Ocado(LSE: OCDO) is poised for promotion to the FTSE 100 after its shares have soared around 60% over the last three months. The FTSE index committee will announce its latest quarterly review on Wednesday, based on the market capitalisation of companies at Tuesday’s closing prices. So, barring a major collapse in its share price between now and then, Ocado will join the blue-chip elite.
Elsewhere, ace fund manager Neil Woodford is set to receive another blow to his recently tarnished reputation, as his Woodford Patient Capital Trust(LSE: WPCT) is set to be kicked out of the mid-tier FTSE 250 into the FTSE SmallCap index.
Transformational deal
Ocado’s spectacular rise has come on the back of a fifth — and transformational — licensing deal, announced earlier this month. I believe this deal, with the US’s biggest traditional grocer Kroger, seals Ocado’s transition from a small, upstart UK grocery player to a global technology supplier for online grocery retailing.
The company had been promising this for years and its shares were always overvalued based solely on its UK business. The question for investors now is whether the recent rise in the shares has fully valued Ocado’s transformation into a global business or whether the market is underestimating the company’s prospects.
Build it and they will come
Ocado has a market cap of approaching £6bn, as I’m writing, which compares with, for example, Marks & Spencer at £5bn. Their respective revenues last year were £1.5bn and £10.7bn. However, a number of analysts model future revenues and cash flows that suggest there’s significant upside for Ocado’s shares. And this is without further international deals for its Smart Platform system, which now appears to have achieved go-to status.
The large number of projects Ocado has on its plate presents a degree of execution risk, but management’s record of operational excellence gives me confidence it can deliver. With the company now having demonstrated not only that it can ‘build it’, but also that ‘they will come’, I’m inclined to rate the stock a ‘buy’.
Poor risk/reward
In contrast, I moved Neil Woodford’s underperforming Patient Capital Trust onto my ‘sell’ list at the start of this year. This was on the basis that the trust has morphed into a far higher-risk proposition than when it was launched. I suggested that a discount of less than 10% to net asset value (NAV) was far too narrow for the increased risk.

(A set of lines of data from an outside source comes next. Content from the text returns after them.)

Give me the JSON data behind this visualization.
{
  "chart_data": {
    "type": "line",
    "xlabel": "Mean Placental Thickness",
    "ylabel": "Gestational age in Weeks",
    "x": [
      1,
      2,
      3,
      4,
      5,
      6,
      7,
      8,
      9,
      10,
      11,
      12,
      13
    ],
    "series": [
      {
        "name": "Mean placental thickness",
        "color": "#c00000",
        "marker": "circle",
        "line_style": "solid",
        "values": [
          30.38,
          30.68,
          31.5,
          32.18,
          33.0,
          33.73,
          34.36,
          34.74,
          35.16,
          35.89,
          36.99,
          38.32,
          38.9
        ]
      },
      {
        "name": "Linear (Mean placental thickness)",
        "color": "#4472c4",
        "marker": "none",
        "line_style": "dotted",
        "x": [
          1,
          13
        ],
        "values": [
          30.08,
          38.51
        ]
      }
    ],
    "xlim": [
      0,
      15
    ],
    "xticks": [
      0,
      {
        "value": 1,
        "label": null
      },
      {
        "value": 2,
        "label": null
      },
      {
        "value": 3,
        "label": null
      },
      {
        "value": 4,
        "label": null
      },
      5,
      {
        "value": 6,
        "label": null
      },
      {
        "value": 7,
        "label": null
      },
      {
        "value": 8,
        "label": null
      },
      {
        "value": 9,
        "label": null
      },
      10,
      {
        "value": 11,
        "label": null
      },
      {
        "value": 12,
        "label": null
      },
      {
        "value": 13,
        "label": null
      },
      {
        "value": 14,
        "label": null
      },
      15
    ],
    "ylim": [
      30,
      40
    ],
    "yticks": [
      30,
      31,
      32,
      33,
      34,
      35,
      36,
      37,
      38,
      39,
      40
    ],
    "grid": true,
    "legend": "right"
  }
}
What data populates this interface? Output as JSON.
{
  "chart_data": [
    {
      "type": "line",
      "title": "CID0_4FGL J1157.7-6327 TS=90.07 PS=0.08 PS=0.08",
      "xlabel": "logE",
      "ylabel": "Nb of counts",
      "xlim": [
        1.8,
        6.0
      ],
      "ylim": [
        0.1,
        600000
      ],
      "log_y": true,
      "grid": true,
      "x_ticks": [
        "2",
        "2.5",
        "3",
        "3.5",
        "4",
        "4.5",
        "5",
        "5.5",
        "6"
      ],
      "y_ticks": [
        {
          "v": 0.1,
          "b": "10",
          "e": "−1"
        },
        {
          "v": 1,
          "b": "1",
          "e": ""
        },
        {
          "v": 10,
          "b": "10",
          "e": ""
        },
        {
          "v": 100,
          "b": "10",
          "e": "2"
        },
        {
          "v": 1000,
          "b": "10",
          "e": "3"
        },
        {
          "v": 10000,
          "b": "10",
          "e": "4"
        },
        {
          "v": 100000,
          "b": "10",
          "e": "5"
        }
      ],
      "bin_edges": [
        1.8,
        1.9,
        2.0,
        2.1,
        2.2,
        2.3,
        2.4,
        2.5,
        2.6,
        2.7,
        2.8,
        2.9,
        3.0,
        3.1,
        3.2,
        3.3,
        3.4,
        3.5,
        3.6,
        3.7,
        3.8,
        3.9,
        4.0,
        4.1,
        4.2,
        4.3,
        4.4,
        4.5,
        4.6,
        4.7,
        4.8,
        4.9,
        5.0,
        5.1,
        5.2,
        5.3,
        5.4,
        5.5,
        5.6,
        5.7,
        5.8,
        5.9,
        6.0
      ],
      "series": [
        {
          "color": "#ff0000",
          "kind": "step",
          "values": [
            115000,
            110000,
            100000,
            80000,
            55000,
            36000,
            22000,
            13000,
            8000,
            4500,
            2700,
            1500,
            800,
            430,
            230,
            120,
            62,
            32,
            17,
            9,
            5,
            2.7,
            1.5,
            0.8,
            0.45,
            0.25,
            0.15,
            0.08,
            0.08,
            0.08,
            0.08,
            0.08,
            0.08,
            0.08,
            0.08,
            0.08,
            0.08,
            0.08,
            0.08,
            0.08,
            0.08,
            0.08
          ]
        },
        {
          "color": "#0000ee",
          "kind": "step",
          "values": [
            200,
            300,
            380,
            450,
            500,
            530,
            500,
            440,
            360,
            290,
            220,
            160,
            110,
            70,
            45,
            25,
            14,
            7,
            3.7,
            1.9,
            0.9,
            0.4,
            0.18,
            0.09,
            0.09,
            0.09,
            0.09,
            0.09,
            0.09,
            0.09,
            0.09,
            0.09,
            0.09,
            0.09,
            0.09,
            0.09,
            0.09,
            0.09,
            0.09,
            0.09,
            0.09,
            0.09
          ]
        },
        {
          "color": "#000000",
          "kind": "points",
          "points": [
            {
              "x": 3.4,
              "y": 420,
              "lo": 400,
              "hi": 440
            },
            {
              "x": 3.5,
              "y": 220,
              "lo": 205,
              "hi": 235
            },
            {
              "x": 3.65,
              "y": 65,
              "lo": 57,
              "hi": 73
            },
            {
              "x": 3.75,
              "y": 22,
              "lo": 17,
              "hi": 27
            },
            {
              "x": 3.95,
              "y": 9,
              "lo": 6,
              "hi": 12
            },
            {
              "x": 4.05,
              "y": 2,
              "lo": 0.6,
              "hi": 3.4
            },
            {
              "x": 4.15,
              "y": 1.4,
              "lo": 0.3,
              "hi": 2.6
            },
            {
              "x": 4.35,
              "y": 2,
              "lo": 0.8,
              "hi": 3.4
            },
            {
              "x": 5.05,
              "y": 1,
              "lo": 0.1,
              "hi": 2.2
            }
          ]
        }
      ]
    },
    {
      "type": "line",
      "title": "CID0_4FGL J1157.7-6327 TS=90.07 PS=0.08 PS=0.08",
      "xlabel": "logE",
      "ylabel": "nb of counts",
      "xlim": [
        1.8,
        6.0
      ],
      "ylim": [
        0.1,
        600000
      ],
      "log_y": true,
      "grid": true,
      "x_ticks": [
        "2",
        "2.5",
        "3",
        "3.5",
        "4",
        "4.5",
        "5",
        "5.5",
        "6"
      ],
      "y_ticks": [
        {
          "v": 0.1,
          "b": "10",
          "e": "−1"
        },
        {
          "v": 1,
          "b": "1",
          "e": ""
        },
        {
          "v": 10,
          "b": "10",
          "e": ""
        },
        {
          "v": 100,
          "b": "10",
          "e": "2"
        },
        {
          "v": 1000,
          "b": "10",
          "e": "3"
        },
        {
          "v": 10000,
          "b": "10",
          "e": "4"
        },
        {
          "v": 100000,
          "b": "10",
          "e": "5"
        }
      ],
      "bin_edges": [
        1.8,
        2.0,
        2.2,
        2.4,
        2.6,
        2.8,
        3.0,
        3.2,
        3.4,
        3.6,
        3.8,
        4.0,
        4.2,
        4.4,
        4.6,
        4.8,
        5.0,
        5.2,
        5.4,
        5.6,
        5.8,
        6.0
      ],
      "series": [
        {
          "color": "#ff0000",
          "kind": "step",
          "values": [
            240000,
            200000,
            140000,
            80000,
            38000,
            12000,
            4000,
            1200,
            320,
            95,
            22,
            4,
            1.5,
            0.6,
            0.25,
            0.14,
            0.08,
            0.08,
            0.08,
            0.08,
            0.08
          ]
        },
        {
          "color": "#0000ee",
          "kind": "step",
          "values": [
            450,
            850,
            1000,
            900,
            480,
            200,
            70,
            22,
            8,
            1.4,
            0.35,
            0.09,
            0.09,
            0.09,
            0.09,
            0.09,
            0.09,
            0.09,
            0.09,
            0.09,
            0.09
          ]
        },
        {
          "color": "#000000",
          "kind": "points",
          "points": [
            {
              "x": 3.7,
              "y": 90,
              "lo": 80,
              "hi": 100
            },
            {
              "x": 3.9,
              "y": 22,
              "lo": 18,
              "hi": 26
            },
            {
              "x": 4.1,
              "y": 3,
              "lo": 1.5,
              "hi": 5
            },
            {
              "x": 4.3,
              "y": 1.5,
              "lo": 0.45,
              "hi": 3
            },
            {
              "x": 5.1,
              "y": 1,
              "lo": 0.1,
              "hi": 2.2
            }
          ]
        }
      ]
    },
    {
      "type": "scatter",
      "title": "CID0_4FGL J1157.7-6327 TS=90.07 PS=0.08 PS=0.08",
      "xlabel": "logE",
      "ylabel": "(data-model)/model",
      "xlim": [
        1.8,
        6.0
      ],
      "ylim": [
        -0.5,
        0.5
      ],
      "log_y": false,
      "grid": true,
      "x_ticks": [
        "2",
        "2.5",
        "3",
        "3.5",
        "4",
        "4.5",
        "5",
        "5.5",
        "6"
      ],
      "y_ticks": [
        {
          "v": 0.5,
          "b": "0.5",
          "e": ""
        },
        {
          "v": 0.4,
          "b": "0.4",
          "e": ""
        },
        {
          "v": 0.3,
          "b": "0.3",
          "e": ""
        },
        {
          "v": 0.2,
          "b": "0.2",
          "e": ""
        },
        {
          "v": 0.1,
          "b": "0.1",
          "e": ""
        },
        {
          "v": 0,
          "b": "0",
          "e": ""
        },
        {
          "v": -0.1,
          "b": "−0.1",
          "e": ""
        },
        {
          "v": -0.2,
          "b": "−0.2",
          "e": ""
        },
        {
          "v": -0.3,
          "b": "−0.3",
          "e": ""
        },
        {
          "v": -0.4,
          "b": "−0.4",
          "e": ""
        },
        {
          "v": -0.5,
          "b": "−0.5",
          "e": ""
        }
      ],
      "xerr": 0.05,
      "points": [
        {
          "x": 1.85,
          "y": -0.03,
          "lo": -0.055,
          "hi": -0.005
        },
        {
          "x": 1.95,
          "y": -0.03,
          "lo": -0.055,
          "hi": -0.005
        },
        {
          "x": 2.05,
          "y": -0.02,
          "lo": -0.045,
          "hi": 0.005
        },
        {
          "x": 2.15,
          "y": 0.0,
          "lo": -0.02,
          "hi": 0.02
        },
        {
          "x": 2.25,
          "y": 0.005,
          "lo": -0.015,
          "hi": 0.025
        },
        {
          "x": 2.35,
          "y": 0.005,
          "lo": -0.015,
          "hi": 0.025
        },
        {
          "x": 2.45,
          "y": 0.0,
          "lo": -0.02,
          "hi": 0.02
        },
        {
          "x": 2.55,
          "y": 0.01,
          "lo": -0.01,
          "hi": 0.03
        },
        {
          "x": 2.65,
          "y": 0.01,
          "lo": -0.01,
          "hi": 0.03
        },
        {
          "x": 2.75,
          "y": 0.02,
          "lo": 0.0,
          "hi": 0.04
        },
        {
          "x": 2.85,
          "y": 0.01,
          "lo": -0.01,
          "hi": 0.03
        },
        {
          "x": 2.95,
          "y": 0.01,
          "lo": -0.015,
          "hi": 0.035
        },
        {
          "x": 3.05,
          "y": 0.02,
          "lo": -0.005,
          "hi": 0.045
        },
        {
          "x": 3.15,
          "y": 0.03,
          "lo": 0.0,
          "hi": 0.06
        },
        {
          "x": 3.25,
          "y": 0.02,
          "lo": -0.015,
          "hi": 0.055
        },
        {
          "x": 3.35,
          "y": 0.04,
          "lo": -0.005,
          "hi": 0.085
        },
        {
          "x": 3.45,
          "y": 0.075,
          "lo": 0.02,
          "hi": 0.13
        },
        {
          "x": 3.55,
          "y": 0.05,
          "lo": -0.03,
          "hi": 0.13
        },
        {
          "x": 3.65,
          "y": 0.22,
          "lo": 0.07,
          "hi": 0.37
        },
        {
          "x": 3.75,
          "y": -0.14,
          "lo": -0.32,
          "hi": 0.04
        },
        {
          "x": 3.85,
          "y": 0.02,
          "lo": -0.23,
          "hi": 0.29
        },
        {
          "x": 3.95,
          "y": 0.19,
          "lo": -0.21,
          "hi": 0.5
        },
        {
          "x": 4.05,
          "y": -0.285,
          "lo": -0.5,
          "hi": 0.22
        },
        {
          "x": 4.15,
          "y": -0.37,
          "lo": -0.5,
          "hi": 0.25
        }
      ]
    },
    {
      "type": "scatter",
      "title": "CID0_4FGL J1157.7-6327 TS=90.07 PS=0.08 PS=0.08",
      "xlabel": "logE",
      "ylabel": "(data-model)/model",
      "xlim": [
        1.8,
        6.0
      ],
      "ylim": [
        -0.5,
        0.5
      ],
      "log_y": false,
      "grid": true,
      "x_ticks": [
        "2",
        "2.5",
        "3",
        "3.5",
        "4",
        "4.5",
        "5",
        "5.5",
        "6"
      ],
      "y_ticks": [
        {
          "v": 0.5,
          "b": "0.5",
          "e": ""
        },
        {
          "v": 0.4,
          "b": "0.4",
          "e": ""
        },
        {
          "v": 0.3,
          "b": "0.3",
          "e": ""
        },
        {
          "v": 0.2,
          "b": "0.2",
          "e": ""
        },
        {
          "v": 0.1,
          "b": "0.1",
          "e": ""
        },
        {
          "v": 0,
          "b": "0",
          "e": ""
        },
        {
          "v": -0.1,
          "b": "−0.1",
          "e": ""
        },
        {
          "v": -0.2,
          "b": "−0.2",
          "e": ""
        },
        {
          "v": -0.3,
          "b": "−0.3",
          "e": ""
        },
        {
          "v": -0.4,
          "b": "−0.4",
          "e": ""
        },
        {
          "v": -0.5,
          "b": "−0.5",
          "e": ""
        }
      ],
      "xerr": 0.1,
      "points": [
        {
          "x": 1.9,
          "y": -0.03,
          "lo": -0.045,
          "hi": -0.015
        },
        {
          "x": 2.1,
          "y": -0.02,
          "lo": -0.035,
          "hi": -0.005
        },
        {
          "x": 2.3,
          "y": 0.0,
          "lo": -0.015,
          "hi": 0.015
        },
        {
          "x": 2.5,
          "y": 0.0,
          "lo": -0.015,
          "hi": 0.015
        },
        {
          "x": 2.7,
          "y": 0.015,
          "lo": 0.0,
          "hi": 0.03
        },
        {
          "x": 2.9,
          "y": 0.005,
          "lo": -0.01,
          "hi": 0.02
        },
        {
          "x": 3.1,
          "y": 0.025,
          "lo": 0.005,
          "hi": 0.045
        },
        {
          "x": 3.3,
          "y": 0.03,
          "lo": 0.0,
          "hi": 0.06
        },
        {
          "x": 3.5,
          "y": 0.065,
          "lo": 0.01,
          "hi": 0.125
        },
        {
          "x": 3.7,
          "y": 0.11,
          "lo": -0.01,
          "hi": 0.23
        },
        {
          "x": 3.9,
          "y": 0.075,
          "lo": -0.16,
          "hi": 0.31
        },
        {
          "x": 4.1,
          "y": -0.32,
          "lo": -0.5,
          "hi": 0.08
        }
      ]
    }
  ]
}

Patient Capital is invested in ‘disruptive’ businesses (but not Ocado) and has seen a number of significant failures. The shares have fallen around 10% since January — precipitating the trust’s imminent demotion from the FTSE 250 — but the NAV has also fallen. As such, the discount is still less than 10% and the stock remains on my ‘sell’ list.
Changes to the FTSE indexes, including the likely ejection of security firm G4S from the FTSE 100 to make way for Ocado, will take effect from the start of trading on Monday 18 July.